Parents may rent out room in their home but seek 'informal arrangement'

Retired parents may rent out a room in their home. But what if they don't want 'too formal' of an arrangement?

Question: My parents recently retired and live on a fixed income. They want to keep living in their home of 30 years. One idea they have is to rent out a room in their home to defray some of their living costs. They indicated they don't want to get "too formal" about the arrangement. Do you have any suggestions?

Answer: Although your parents might like to see this as an "informal arrangement" to defray some of their costs, inviting a tenant in your home should be treated like any business contract. Your parents are becoming "landlords," according to the California Civil Code, with its own set of rights and responsibilities.
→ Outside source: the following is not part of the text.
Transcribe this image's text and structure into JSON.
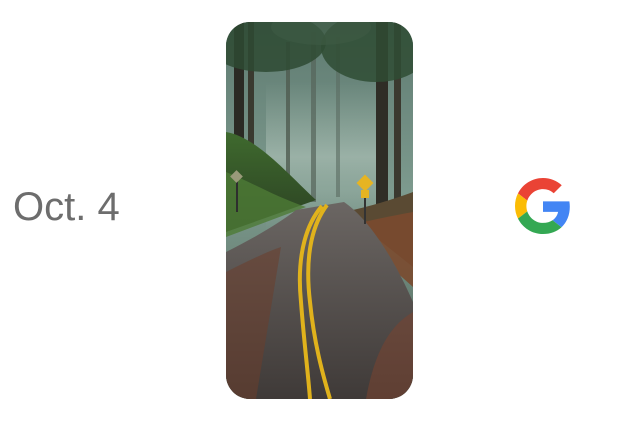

At a minimum, the following information must be in writing and be provided within 15 days of entering into an oral agreement and once a year, within 15 days, if requested by the tenant (CC 1962).

This information is 1) the name, phone number and address of the manager, if any; 2) the name, phone number and address of the owner or someone authorized to accept service of process and all notices and demands from the tenant; 3) the name, phone number and address of the person authorized to receive rent if rent may be paid personally, including the days and hours that person will be available to receive payments and the form in which rent may be paid, such as check, money order or cashier's check.
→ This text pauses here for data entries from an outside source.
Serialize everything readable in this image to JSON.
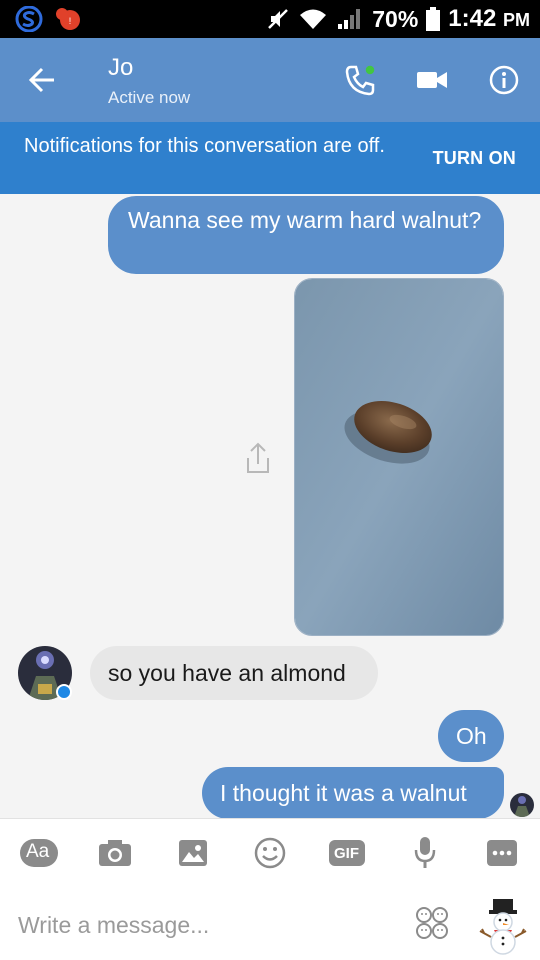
{
  "status_bar": {
    "battery": "70%",
    "time": "1:42",
    "ampm": "PM"
  },
  "header": {
    "name": "Jo",
    "status": "Active now"
  },
  "notification": {
    "text": "Notifications for this conversation are off.",
    "action": "TURN ON"
  },
  "messages": [
    {
      "direction": "outgoing",
      "text": "Wanna see my warm hard walnut?"
    },
    {
      "direction": "outgoing",
      "type": "photo",
      "description": "almond"
    },
    {
      "direction": "incoming",
      "text": "so you have an almond"
    },
    {
      "direction": "outgoing",
      "text": "Oh"
    },
    {
      "direction": "outgoing",
      "text": "I thought it was a walnut"
    }
  ],
  "composer": {
    "aa_label": "Aa",
    "gif_label": "GIF",
    "placeholder": "Write a message..."
  },
  "colors": {
    "header": "#5c8fca",
    "banner": "#2f80cd",
    "outgoing_bubble": "#5b8fcb",
    "incoming_bubble": "#e7e7e7"
  }
}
However, we strongly recommend that the terms and conditions of a rental tenancy be in writing so that all parties have a clear understanding of what is expected. Relying on memories of oral agreements leaves too much room for misunderstandings and disagreements that can ruin the relationship or result in legal disputes.

If your parents realize that a written agreement covering all relevant terms does make more sense, they should not rely on the type of rental agreement forms from many Internet sites and stationery stores. These forms might be out of date or fail to reflect specific California requirements. Nolo Press has forms that are reliable, very easy to use and up to date (www.nolo.com).